The Top 10 IT Issues and the ELI Content Anchors: Convergence

Veronica Diaz is Associate Director, ELI, and Director of Online Programs, EDUCAUSE. Malcolm Brown is Director, ELI, EDUCAUSE.

Visit the EDUCAUSE top 10 IT issues web page for additional resources, including a video summary, interactive graphics, recommended readings, and more. 

In his 2004 book The Wisdom of Crowds, James Surowiecki wrote: "Under the right circumstances, groups are remarkably intelligent, and are often smarter than the smartest people in them . . . when our imperfect judgments are aggregated in the right way, our collective intelligence is often excellent."1 Taking heed of Surowiecki's insight, the EDUCAUSE Learning Initiative (ELI) has been surveying the teaching and learning community annually since 2011 to gain collective insight into the key issues in higher education teaching and learning. The product of that consultation is the ELI Content Anchor Project.

The EDUCAUSE Top 10 IT Issues and the ELI Content Anchor Survey converge on key areas, bringing together complementary perspectives. The Top 10 IT Issues focus on information technology, viewed through the lens of the institutional IT organization under a CIO. The ELI content anchors represent the teaching and learning perspective, which views technology as a strategic enabler while also focusing on teaching and learning as a broad, intracampus practice. The two themes on which these perspectives coincide and intersect are of special importance: the convergence flags broad agreement about the significance of those issues.
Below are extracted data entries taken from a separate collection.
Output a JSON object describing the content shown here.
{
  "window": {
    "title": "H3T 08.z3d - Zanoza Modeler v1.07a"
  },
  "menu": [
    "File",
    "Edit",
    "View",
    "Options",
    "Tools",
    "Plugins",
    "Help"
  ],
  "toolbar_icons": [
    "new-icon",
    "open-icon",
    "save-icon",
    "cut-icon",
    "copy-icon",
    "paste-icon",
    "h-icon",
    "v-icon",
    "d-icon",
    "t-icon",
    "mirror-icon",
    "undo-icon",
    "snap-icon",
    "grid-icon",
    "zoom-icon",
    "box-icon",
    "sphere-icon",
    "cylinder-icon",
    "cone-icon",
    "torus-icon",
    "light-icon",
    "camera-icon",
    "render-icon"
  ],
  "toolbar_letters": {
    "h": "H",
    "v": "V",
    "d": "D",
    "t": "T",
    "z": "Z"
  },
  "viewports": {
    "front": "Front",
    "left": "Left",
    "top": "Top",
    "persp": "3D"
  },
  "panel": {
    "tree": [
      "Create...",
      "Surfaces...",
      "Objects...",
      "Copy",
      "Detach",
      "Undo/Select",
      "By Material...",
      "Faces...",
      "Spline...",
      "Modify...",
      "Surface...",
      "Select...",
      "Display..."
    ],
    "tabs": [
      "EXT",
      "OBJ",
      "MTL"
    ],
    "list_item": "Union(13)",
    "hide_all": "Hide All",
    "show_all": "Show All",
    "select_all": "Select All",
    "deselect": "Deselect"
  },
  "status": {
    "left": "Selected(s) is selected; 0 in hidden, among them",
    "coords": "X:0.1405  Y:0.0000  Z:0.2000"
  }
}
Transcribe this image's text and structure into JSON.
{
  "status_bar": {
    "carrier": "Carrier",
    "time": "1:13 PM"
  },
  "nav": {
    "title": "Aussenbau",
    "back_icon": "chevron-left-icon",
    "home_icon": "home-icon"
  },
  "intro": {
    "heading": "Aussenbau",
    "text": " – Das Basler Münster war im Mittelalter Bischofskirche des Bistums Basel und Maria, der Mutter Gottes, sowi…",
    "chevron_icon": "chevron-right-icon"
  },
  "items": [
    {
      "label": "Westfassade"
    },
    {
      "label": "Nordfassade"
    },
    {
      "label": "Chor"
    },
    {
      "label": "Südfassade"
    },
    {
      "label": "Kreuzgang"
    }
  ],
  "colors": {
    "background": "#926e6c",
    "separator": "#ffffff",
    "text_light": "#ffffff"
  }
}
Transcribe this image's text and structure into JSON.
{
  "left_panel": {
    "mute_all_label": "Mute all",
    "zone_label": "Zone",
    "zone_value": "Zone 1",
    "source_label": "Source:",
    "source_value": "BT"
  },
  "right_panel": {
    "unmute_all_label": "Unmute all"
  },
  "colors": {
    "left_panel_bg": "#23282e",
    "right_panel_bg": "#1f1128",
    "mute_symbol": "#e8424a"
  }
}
The first intersecting theme is improving student outcomes, which has been on the EDUCAUSE Top 10 IT Issues list for the past three years (#2 in 2013, #1 in 2014, and now #4 in 2015) and which appeared as assessment of student learning in the ELI content anchors (#1 in 2014). Fundamentally, both lists are pointing to the same thing: the improvement of student learning outcomes through the creative use of technology, which in turn supports greater overall student success. The issue has also been highly ranked in both lists—strong evidence that student success and student learning are broadly relevant across all of higher education today.

An example of this theme is the use of learning analytics as a way to leverage technology to improve student outcomes. Analytics can be a key technology tool that, if used effectively, can lead to measurable improvements in student success and hence to increased completion rates. A learning analytics strategy—embedded into a campus technology architecture that integrates curricular applications, data, and key institutional perspectives—can enable success for students throughout their educational experience.

Another ELI content anchor connected to this theme of student learning outcomes is evaluating technology-based instructional innovations (#6 in 2014). Both the Top 10 IT Issue and this content anchor stress the need for strategically leveraging technology and the importance of assessing the impact of innovations. Most important, this content anchor calls for an emphasis on effective pedagogical practice that is supported by technology, as well as on an exploration of new course models.

The second intersection is between the Top 10 IT Issue of optimizing the use of technology in teaching and learning in collaboration with academic leadership (#2 in 2015) and several ELI content anchors: faculty development (#3 in 2014), academic transformation (#4 in 2014), and working with emerging technology (in the top 4 since 2012). The "Top 10 IT Issues, 2015" article describes how important it is to involve academic leadership, especially the faculty, in this process of optimization. The article notes that the most important way to achieve this optimization is to help faculty in successfully integrating technology into their pedagogy in direct support of course objectives. This emphasis on faculty engagement and development is no accident: faculty development remains a perennial issue with the teaching and learning community.

The perspectives evident in the EDUCAUSE Top 10 IT Issues and the ELI Content Anchors Project present technology as a strategic enabler of the teaching and learning enterprise, on the one hand, and reveal teaching and learning as a key area of emphasis for the campus IT organization, on the other. When these two perspectives converge, the essential issues and themes come into relief. Given the complementary nature of their perspectives, the Top 10 IT Issues and the ELI Content Anchors Project can together serve as reference points and as points of departure for campus discussions and as a planning framework for development days and workshops. On a broader level, they can be used as a tool for campus strategic planning, not only providing context but also helping to ensure that strategic plans address the full spectrum of institutional issues and opportunities.

ELI will announce the results of the survey for the 2015 content anchors at its annual meeting: February 9–11, 2015.

Note
  1. James Surowiecki, The Wisdom of Crowds: Why the Many Are Smarter than the Few and How Collective Wisdom Shapes Business, Economies, Societies, and Nations (New York: Doubleday, 2004), xiii-xiv.